Bu ortamda yapılabilecek en iyi değerlendirme, geçmişte gördüğümüz kriz piyasalarına ve onlardan çıkardığımız derslere geri dönmekle yapılabilir.

 

Mesleğime başladığım yıllarda Türkiye’de 2001 krizi yaşanıyordu. O dönemde tüm gücümü uzmanlık bölge çalışması ve data toplamaya adamıştım. Çok fazla satılık mülk vardı ve biz gayrimenkul danışmanlarına çok iş düşüyordu. Öncelikli olarak tüm enerjimizi fırsat mülklere harcayarak hayatta kalmaya çalışmıştık. Sonra piyasalar normale dönmüş ve satıcı hakimli piyasalarda gelişim göstermeye başlamıştık. Ben, uzmanlık bölgem Acarkent ve Beykoz Konakları’nda kurduğum sistem ile 2007 yılına geldiğimizde, neredeyse yılda 100 villa satıyor haldeydim. Fakat uzmanlık bölgeme Orman Bakanlığı tapu iptal davası açtı. Bir anda piyasamız tamamıyla durmuş, bankalar kredi musluklarını Acarkent ve Beykoz Konaklarına kapatmıştı. Birçok arkadaşım bölge ve uzmanlık alanını değiştirmeye karar vermişti. Benim seçtiğim yol ise mücadele etmekti. İlk iş olarak açılan davanın ne olduğu anlamak adına bir hukukçu gibi binlerce sayfa doküman okudum. Davanın mesneti ……. İçime sinmiyordu. Verilen kararın hukuksal açıdan doğru olmadığını düşünüyordum. Kredilerin tekrar başlaması adına bir sürü bankanın hukuk departmanıyla toplantı yaptım. Sonunda bu çabamıza bir katılım bankası olumlu cevap verince müşterilerime kredilerin açıldığı bilgisini vererek pazarımı tekrar hareketlendirdim. Öyle ki, birçok meslektaşımızın müşterilerinin kredi sorunlarını ben çözüyor hale gelmiştim. Bu krizden fırsatlar yaratmıştım.

İşler bu şekilde devam ederken, 2008 yılı 3. çeyreğinde Türkiye bu kez de Amerika’nın  “Lehman Brothers” krizinin uzantısıyla tekrar sarsılmaya başladı.

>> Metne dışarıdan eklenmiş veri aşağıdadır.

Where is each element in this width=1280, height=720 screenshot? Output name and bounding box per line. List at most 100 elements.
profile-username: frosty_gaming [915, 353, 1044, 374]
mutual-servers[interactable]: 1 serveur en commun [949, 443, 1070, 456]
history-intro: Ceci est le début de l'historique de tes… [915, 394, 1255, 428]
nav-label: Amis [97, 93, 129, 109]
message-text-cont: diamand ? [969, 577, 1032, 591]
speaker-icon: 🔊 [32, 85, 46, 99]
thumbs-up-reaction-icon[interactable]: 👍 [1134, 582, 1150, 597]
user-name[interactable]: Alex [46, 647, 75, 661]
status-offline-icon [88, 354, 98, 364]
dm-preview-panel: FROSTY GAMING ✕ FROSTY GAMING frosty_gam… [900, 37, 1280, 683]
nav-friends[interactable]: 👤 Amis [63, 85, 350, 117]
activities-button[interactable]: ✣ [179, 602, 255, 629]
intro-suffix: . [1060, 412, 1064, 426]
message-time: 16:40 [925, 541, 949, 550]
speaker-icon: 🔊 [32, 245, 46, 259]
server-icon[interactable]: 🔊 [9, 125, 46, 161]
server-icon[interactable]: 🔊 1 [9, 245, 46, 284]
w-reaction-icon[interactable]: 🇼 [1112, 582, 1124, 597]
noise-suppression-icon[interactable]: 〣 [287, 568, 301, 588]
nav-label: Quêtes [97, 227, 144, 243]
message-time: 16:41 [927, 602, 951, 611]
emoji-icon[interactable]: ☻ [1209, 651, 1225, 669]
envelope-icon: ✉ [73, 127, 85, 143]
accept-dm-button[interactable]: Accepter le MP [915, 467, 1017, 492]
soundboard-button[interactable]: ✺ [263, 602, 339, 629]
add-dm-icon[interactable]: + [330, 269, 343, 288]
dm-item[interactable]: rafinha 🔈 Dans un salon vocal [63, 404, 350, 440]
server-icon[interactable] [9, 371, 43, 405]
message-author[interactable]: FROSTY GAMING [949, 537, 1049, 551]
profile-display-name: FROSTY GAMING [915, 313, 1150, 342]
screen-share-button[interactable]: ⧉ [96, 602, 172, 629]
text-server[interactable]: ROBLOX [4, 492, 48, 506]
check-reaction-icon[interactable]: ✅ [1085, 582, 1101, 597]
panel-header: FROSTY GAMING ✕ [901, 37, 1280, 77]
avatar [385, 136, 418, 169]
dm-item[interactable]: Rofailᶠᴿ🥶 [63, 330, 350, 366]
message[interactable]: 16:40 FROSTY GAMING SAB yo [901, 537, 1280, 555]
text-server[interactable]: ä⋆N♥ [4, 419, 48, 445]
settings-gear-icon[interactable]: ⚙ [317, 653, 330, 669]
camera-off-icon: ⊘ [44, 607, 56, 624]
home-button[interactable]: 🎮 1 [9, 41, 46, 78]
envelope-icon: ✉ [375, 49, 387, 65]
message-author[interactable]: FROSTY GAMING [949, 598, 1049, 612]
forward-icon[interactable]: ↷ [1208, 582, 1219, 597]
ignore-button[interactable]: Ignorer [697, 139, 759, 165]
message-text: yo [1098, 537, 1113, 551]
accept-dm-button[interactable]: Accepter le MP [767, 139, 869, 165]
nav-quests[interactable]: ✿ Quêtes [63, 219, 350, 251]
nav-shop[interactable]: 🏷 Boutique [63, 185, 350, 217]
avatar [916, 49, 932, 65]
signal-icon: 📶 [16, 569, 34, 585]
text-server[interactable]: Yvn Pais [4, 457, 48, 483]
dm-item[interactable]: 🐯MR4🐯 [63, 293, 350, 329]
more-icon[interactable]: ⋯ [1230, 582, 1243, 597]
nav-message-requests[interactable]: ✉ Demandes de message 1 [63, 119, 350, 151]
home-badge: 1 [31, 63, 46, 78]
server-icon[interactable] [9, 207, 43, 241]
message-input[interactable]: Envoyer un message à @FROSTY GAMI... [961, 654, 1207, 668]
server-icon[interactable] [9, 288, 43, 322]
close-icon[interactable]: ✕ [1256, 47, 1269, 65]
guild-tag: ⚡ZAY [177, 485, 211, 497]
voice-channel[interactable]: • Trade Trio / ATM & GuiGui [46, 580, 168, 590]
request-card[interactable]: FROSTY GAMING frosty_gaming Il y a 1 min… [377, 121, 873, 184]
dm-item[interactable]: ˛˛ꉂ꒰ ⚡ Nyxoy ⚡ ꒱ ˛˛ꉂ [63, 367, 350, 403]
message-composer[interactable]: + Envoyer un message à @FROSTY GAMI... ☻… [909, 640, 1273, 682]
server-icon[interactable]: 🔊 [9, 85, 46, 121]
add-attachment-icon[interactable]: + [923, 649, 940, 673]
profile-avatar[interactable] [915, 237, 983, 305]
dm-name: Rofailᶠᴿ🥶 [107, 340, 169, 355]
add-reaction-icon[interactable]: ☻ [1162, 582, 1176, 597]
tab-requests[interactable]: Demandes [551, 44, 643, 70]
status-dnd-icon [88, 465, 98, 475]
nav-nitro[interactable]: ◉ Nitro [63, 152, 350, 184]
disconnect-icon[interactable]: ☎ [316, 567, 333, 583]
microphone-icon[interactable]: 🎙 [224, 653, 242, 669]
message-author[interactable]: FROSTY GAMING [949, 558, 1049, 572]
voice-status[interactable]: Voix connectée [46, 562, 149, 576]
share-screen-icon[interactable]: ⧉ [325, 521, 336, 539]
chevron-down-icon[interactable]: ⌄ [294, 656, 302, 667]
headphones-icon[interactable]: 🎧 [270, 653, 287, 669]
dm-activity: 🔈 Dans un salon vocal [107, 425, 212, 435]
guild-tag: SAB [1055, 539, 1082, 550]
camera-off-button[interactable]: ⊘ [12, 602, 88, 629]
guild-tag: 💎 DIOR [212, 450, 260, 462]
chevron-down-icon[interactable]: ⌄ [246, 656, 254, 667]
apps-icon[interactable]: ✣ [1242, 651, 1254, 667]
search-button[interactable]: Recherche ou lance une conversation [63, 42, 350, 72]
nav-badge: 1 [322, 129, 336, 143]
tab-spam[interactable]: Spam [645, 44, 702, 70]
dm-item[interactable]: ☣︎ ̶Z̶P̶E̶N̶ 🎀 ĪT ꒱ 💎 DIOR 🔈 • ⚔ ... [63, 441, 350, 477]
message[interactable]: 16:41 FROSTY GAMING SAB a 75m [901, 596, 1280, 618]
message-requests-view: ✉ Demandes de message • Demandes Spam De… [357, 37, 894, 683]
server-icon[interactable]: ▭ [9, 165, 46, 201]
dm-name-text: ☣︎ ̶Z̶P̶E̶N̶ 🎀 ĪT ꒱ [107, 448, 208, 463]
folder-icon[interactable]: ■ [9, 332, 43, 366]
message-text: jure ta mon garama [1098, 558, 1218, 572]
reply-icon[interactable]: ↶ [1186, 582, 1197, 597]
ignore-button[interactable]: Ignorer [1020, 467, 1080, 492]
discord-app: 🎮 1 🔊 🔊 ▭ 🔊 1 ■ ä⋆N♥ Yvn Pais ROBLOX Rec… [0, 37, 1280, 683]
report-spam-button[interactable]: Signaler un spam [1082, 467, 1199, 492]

Bu süreçte, bizleri doğru yönlendiren ekonomi danışmanlarımızdan aldığım bilgiler ışığında, inanan müşterilerimize Türkiye’ye belli bir süre sonra fazlasıyla USD girişi olacağını, bilimsel verilerle aktarmış ve oldukça kazançlı işlere imza atmıştık.

 

Türkiye 2008 - 2014 yılı arası altın çağını yaşamış ve bizler bu süre içerisinde binlerce yeni müşteri datası biriktirmiştik. Türkiye’de ortalama 4,5 yılda bir olumsuzluk yaşandığını tecrübe ettiğimizden, işlem yaptığımız her müşteriye dört elle sarılır olmuştuk. Piyasa büyürken bizler de datamızı büyütmeye başlamıştık. Bir zaman sonra Türkiye’de piyasamız tekrar karışmaya başladı. Gezi olayları ile yukarı çıkmaya başlayan dolar kuru 2016 yılı darbe girişimi ve 2018 başlarında dövizin aşırı yükselişiyle gayrimenkul piyasasını tekrar zor bir sürece soktu.  Sermaye el değiştirmeye başlamıştı. Önceden hizmet verdiğimiz üst düzey yönetici pozisyonunda olan, tabiri caiz ise “beyaz yakalı” kesim yatırım rotasını tamamen yurt dışına çevirmiş durumdaydı. Bizler gayrimenkulcü olarak önümüzü göremez ve gayrimenkulün nereye gideceğini kestiremez haldeydik. O dönemde doların aşırı artışı, insanların gözünü inanılmaz korkutmuştu. Mevcut datamızda bulunan kişilerin önlerine ne götürürsek götürelim alışveriş yapmayacağı inancını hissettiğimiz an rotayı yeni pazarlara çevirmeye karar verdim. Kimler mülk alıyor, kimlere fırsat satılık mülklerimi pazarlarım diye piyasayı okumaya çalışırken birkaç grup alıcının varlığını keşfettim.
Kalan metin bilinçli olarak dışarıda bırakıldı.